Through her family, Callan was connected to the Young Ireland movement. Her sister, Susan, married their cousin Gavan Duffy in 1846. Along with her brother, Terence MacMahon Hughes, she wrote for The Nation. Only two articles can be attributed to her with certainty: A day at Versailles (29 July 1843) and A day in Paris (9 Sept. 1843), relating the strong support for Daniel O'Connell and the repeal of the act of union in France. She edited The casket of Irish pearls (1846) under the pseudonym Thornton MacMahon, the name being a dedication to her brother, Terence. This was a collection of Irish prose and verse from James Duffy's Library of Ireland series. In her introduction to the anthology, she dedicated it to "the young men of Ireland", calling on them to organise and educate themselves to show their support and readiness for self-government. Gavan Duffy described her as "a woman of genius", and it was through him that she befriended Thomas Carlyle during his visit to Ireland in 1847. In July 1848 along with Jane Wilde, Callan assumed editorial control of The Nation during Gavan Duffy's imprisonment in Newgate.

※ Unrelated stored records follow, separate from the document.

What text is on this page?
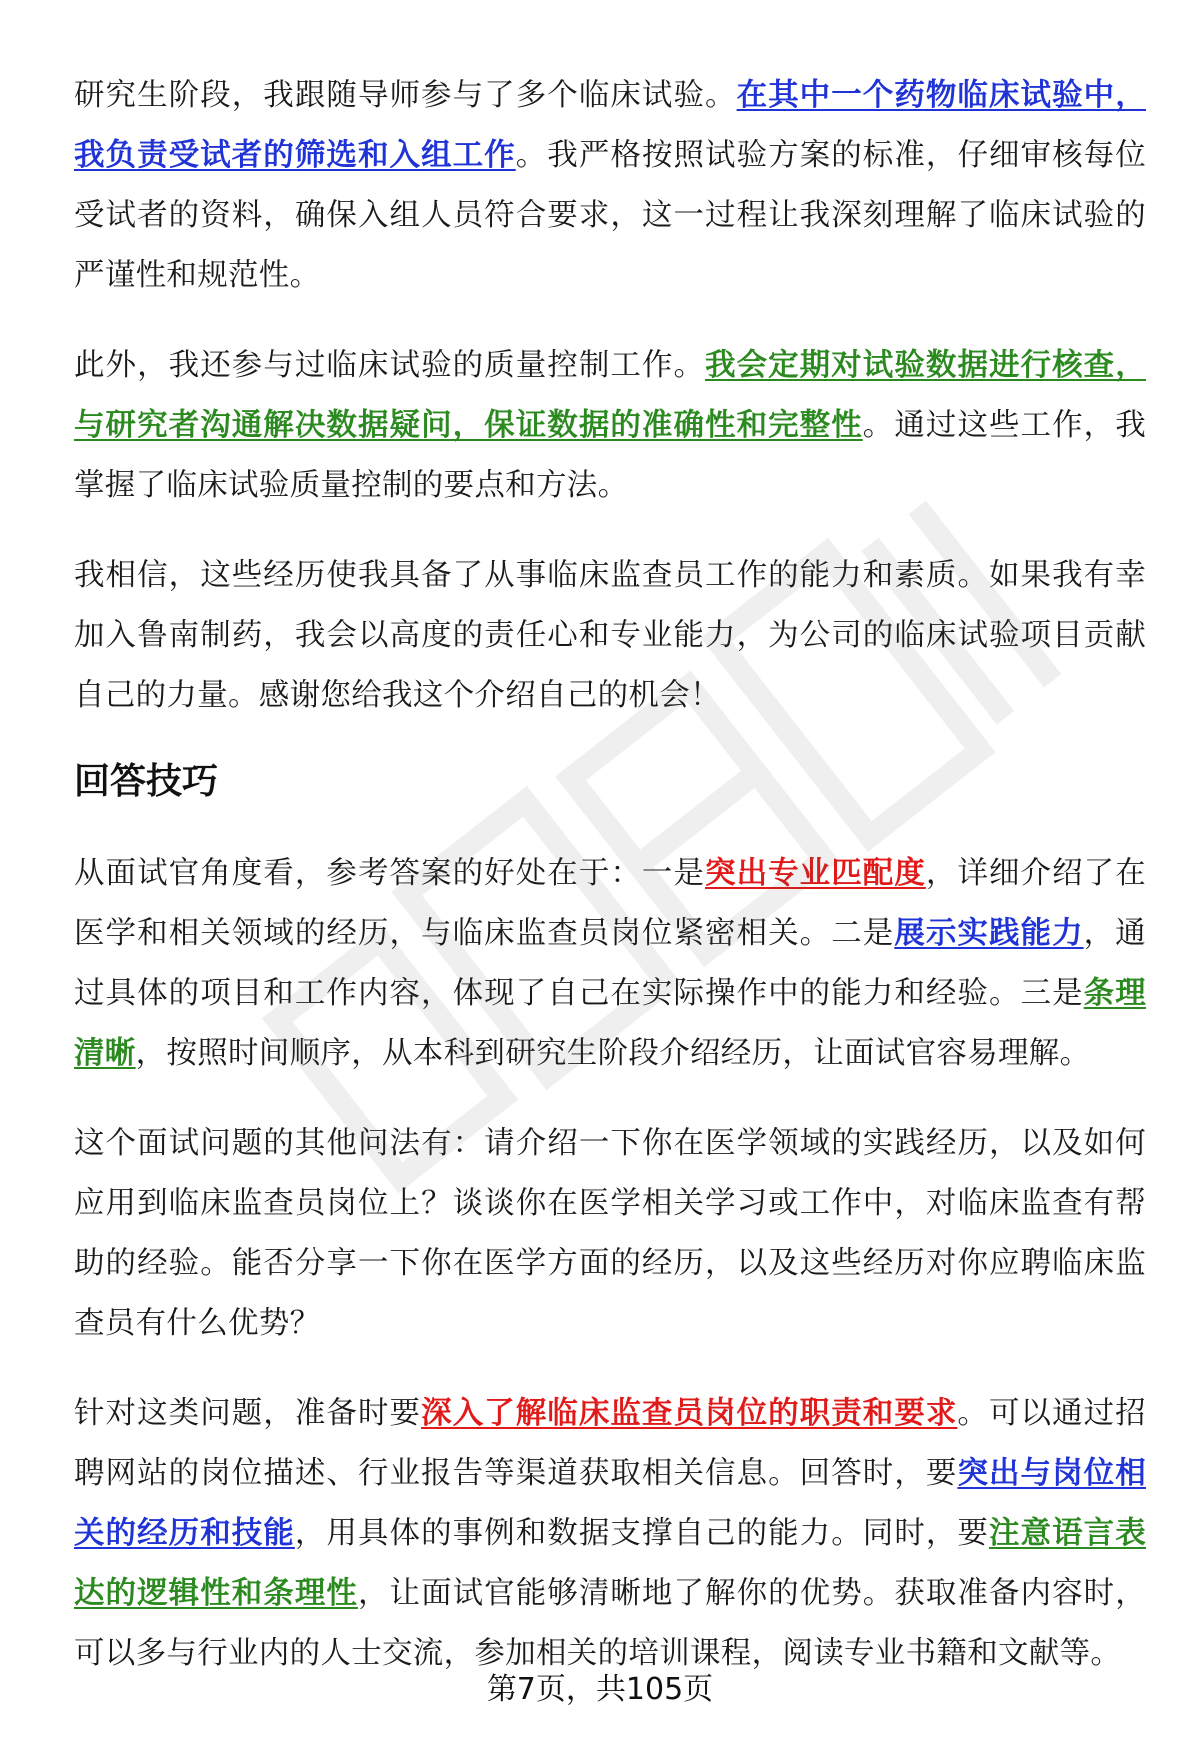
研究生阶段，我跟随导师参与了多个临床试验。在其中一个药物临床试验中，我负责受试者的筛选和入组工作。我严格按照试验方案的标准，仔细审核每位受试者的资料，确保入组人员符合要求，这一过程让我深刻理解了临床试验的严谨性和规范性。

此外，我还参与过临床试验的质量控制工作。我会定期对试验数据进行核查，与研究者沟通解决数据疑问，保证数据的准确性和完整性。通过这些工作，我掌握了临床试验质量控制的要点和方法。

我相信，这些经历使我具备了从事临床监查员工作的能力和素质。如果我有幸加入鲁南制药，我会以高度的责任心和专业能力，为公司的临床试验项目贡献自己的力量。感谢您给我这个介绍自己的机会！

回答技巧

从面试官角度看，参考答案的好处在于：一是突出专业匹配度，详细介绍了在医学和相关领域的经历，与临床监查员岗位紧密相关。二是展示实践能力，通过具体的项目和工作内容，体现了自己在实际操作中的能力和经验。三是条理清晰，按照时间顺序，从本科到研究生阶段介绍经历，让面试官容易理解。

这个面试问题的其他问法有：请介绍一下你在医学领域的实践经历，以及如何应用到临床监查员岗位上？谈谈你在医学相关学习或工作中，对临床监查有帮助的经验。能否分享一下你在医学方面的经历，以及这些经历对你应聘临床监查员有什么优势？

针对这类问题，准备时要深入了解临床监查员岗位的职责和要求。可以通过招聘网站的岗位描述、行业报告等渠道获取相关信息。回答时，要突出与岗位相关的经历和技能，用具体的事例和数据支撑自己的能力。同时，要注意语言表达的逻辑性和条理性，让面试官能够清晰地了解你的优势。获取准备内容时，可以多与行业内的人士交流，参加相关的培训课程，阅读专业书籍和文献等。

第7页，共105页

The Callans emigrated to Australia in 1856. Later their daughter Margaret would marry Gavan Duffy's eldest son by his first marriage, John Gavan Duffy. Although she had no desire to return, Callan maintained a keen interest in Ireland. In correspondence with William Carleton she wrote "‘I would not go back if I could, and daily thank God, especially when I happen to read a Nation (or, indeed, any Irish journal), that my children are safe beyond the dangers of starvation or flunkeyism." She died around 1883 in Melbourne.